Aku mencoba mengamati suasana di sekolah mewah ini. Berjalan menuju koridor di mana banyak anak cowok yang berkumpul dan sepertinya suka membuat kegaduhan.

Lalu hingga sampai di halaman belakang, ada segerombolan anak yang sepertinya sedang melakukan sesuatu. Aku mengamatinya, suara tawa terdengar bersamaan dengan makian kotor yang tajam.

Karena penasaran, aku berjalan lebih dekat ke arah mereka. Ada lima anak yang berdiri memegang cat berwarna berbeda, dua orang di antaranya adalah cewek dan tiga orang cowok lalu yang berjongkok di depannya merupakan seorang gadis yang menunduk ketakutan.

Apakah sebegitu bancinya mereka mengeroyok gadis yang sendirian? Aku biasanya tidak suka ikut campur, tetapi para pria itu memalukan.

“Hey!” Aku berteriak membuat mereka semua menoleh.

“Well, well, well ... sepertinya ada yang mau join.” Seorang pria dengan potongan wolf cut memiliki mata elang yang cukup intens meletakkan cat di tangannya dan mendekat, disusul oleh yang lain sambil menyeret rambut gadis itu secara kasar. Brengsek!

“Gue baru liat lo di sini? Anak baru, ya?” tanyanya mengintimidasi.

“Kayaknya bukan, deh, Reno. Dia ga pake seragam sekolah. Cakep, sih.”

“Lepasin dia.” Aku masih mau berdamai dan membiarkan mereka melakukannya dengan baik-baik.

“Siapa? Dia?” Pria yang dipanggil Reno itu tertawa.
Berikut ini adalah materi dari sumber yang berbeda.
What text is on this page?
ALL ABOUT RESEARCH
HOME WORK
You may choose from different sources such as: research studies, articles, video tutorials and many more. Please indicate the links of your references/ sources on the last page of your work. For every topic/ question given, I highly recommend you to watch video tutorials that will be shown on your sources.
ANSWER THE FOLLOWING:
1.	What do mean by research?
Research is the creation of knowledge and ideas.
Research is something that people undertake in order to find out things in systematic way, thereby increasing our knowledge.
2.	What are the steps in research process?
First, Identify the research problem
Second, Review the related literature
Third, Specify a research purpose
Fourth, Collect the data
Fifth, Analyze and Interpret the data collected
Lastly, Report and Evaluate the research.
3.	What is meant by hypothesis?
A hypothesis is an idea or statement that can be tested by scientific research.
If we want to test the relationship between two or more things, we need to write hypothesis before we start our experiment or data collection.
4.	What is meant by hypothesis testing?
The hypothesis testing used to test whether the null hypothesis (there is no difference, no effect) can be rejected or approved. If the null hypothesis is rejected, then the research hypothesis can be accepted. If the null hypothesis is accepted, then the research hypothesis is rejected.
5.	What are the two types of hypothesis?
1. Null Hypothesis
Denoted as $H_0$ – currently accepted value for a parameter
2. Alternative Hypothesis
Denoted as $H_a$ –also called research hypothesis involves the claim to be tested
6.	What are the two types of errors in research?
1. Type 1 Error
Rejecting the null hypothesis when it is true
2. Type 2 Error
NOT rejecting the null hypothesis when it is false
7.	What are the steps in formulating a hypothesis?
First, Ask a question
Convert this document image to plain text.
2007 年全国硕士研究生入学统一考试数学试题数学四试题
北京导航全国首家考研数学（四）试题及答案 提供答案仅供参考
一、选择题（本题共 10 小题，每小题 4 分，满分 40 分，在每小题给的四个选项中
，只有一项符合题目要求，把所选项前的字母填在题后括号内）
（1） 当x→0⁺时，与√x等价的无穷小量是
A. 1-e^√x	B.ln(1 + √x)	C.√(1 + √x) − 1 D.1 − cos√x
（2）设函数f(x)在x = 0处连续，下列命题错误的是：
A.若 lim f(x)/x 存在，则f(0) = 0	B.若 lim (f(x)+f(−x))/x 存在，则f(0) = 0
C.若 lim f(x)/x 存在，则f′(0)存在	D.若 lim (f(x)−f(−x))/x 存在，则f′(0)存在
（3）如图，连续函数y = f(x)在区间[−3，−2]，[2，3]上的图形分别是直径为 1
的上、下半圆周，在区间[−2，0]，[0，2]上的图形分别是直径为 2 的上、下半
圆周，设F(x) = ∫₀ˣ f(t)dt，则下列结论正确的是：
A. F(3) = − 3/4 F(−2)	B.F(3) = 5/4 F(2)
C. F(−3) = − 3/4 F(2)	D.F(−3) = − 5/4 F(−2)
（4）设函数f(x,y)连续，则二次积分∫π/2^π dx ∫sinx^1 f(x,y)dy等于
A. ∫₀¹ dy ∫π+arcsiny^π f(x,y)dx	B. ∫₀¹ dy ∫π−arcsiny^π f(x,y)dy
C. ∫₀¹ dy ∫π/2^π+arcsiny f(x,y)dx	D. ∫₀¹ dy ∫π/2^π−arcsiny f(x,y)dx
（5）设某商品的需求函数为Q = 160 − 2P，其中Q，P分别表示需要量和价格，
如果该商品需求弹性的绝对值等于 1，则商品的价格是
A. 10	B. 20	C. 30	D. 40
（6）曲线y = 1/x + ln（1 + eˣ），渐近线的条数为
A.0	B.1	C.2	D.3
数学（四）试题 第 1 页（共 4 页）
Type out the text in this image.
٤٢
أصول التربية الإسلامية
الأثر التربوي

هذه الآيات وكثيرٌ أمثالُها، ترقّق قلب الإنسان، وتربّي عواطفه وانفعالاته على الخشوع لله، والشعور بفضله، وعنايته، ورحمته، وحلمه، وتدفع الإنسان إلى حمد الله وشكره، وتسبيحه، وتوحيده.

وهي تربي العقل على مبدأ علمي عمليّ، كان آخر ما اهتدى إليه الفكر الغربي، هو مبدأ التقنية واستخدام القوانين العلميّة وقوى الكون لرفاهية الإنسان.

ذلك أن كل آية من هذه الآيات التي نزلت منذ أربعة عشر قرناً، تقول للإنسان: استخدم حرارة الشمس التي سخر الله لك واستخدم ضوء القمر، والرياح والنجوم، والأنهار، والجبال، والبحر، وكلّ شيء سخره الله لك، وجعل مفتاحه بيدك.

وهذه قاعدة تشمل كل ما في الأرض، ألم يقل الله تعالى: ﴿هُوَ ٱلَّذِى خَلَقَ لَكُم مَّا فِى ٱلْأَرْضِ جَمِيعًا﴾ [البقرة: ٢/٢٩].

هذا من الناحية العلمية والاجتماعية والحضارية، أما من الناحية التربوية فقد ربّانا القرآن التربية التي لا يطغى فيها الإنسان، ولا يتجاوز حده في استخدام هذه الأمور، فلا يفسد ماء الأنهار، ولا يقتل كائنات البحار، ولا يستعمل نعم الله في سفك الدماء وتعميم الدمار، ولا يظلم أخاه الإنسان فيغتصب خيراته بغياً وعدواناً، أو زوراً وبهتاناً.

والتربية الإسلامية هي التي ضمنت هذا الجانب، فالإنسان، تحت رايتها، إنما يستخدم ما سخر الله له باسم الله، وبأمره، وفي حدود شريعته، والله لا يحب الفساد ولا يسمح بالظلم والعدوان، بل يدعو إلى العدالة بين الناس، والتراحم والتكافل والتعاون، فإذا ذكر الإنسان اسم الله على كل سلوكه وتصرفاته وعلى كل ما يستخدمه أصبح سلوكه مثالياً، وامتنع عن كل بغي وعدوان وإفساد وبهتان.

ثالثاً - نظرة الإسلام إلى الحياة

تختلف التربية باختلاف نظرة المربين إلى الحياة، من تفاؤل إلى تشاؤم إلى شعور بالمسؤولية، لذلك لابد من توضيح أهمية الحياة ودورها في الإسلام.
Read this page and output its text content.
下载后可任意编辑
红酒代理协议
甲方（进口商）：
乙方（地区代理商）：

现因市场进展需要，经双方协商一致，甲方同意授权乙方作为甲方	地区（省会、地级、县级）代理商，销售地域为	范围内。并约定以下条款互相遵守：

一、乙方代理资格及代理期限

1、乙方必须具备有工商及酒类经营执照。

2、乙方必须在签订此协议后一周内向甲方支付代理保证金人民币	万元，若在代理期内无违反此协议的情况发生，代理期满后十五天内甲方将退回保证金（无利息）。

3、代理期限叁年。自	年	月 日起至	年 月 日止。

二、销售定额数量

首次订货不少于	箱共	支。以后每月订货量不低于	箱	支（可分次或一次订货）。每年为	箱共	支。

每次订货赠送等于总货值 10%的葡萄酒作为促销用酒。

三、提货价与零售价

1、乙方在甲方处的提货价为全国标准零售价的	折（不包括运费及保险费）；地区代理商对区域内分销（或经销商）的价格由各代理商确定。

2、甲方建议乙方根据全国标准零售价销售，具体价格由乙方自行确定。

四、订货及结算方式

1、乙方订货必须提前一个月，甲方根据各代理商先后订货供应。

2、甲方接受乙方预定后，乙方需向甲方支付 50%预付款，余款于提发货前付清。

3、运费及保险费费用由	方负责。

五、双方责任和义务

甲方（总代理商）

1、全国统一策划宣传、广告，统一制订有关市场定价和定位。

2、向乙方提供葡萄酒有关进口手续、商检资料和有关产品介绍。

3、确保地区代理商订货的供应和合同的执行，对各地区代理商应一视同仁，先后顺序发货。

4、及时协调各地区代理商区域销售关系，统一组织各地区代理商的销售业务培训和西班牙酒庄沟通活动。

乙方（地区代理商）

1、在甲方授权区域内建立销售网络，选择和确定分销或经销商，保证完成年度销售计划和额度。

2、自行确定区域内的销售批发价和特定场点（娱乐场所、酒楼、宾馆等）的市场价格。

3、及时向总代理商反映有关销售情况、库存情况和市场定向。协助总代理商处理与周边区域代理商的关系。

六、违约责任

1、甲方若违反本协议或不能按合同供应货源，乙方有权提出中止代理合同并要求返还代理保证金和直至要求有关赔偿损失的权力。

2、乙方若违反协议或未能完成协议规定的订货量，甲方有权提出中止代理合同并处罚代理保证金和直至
“Lo ga mau liat tompel dia dulu?” Ia menarik rambut gadis itu ke belakang hingga membuatnya terjengkang dan meringis kesakitan.

Sekarang aku menyadari siapa gadis yang mereka bully ini. Pria ini menepuk pipinya dengan kasar dan terus menyentuhnya.

“Lo mau mati?” kataku. Mendekat ke arahnya dengan tatapan yang paling dibenci oleh semua orang.